The new UK Government is dedicated to doubling onshore wind and quadrupling offshore wind by 2030, as a central part of its plan to fully decarbonize electricity by that year. This involves increasing onshore wind capacity from 15 to 30 GW and offshore wind from 15 to 60 GW, where the UK is already the leader in Europe. These targets are highly ambitious.

Reforming Planning and Deployment

To achieve these goals, the new Government must significantly reform the UK’s approach to planning and deploying wind farms and the necessary grid infrastructure.

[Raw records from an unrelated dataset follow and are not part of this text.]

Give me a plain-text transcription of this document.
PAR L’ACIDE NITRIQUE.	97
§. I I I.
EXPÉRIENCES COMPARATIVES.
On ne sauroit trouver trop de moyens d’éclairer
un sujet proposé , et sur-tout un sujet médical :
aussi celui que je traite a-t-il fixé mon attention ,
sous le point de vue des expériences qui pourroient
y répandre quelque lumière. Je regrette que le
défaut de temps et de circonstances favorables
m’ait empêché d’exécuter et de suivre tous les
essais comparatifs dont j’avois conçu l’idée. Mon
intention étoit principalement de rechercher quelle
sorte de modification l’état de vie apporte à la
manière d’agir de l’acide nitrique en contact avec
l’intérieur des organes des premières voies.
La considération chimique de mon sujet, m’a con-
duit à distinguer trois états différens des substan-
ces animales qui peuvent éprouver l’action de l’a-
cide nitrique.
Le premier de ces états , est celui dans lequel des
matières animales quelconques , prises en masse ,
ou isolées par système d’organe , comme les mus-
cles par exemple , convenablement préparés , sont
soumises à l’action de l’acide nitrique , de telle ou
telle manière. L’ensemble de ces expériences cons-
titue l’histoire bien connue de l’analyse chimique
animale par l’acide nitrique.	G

They have already made a strong start by lifting the de facto ban on onshore wind in England on their first full working day in power. However, the consenting process remains a major bottleneck, and the UK Energy Act is committed to reducing these timelines. Labour has announced a consultation to consider whether larger onshore wind projects should be included in the Nationally Significant Infrastructure Project (NSIP) regime, allowing for faster national-level consenting decisions.

Enhancing the Electricity Grid

The new Government emphasizes the need for rapid expansion of the electricity grid. To achieve a net-zero grid by 2030, five times more electricity infrastructure needs to be constructed than in the past thirty years. Planning departments need additional resources to make timely permitting decisions, and community engagement and benefits should be further incentivized. Improving digitalization and data management will also help integrate increasing amounts of variable renewable energy.

Actions cannot come soon enough, as lacking grid infrastructure is clogging the consenting process. According to a new WindEurope report, more than 100 Giga Watt of wind energy projects in the UK are waiting for their grid connection assessment.

Investing through GB Energy

The new Government will also need to mobilize significant amounts of investment. Much will depend on the new state-owned company, Great British Energy. GB Energy is going to be making its own investments and also leverage private investments in energy infrastructure. It will focus on deploying existing technologies, incentivizing emerging technologies, and increasing community ownership, with £3bn to be invested in local community projects as part of its initial £8.3bn endowment. This is promising, although private investment will be crucial to meeting the new targets.

Revising Offshore Wind Auctions

Achieving the substantial expansion in offshore wind will require changes to the UK’s auction system. The auction design is good, using two-sided Contracts for Difference (CfDs), but the Government needs to increase the budget for the current AR6 auction and future rounds to unlock the volumes needed to meet its targets. In 2023, the AR5 auction for offshore wind failed to attract a single bidder, resulting in lost valuable time. Future auctions now need to procure a greater amount of new renewable energy to keep government targets on track.

The current offshore wind auction has an £800m budget, sufficient for about 4 GW of new capacity. The Government must increase this budget to approach the 60 GW target, especially when Germany is auctioning 8 GW of offshore wind this year, Denmark at least 6 GW, Belgium over 3 GW and the Netherlands 4 GW.

Strengthening UK-EU Energy Collaboration

The UK and the EU can significantly aid each other in their respective energy transitions, especially in offshore wind. Every country around the North Sea is building offshore wind, and it is in their best interest to collaborate and coordinate, particularly in the build-out of offshore grid connections. Prominent gains can be made through varied countries connecting their offshore wind farms in order to optimize grid investments and maximize power flows. It is obvious that the EU and UK should reinforce their collaboration in the North Seas Energy Cooperation (NSEC). The EU and UK also need to find a solution for the post-Brexit electricity trading framework to deliver the best value for both UK and EU consumers.

WindEurope CEO Giles Dickson noted that few Governments have come into office in Europe with such ambition for wind energy and so much clarity and common sense on how to deliver those ambitions. He acknowledged the Government’s strong start by removing the rules blocking onshore wind in England on day one and emphasized the need to raise the budget for the present offshore wind auction in order to get more new projects through. Dickson also highlighted the importance of the EU and UK quickly collaborating to develop their significant shared resource of North Sea offshore wind.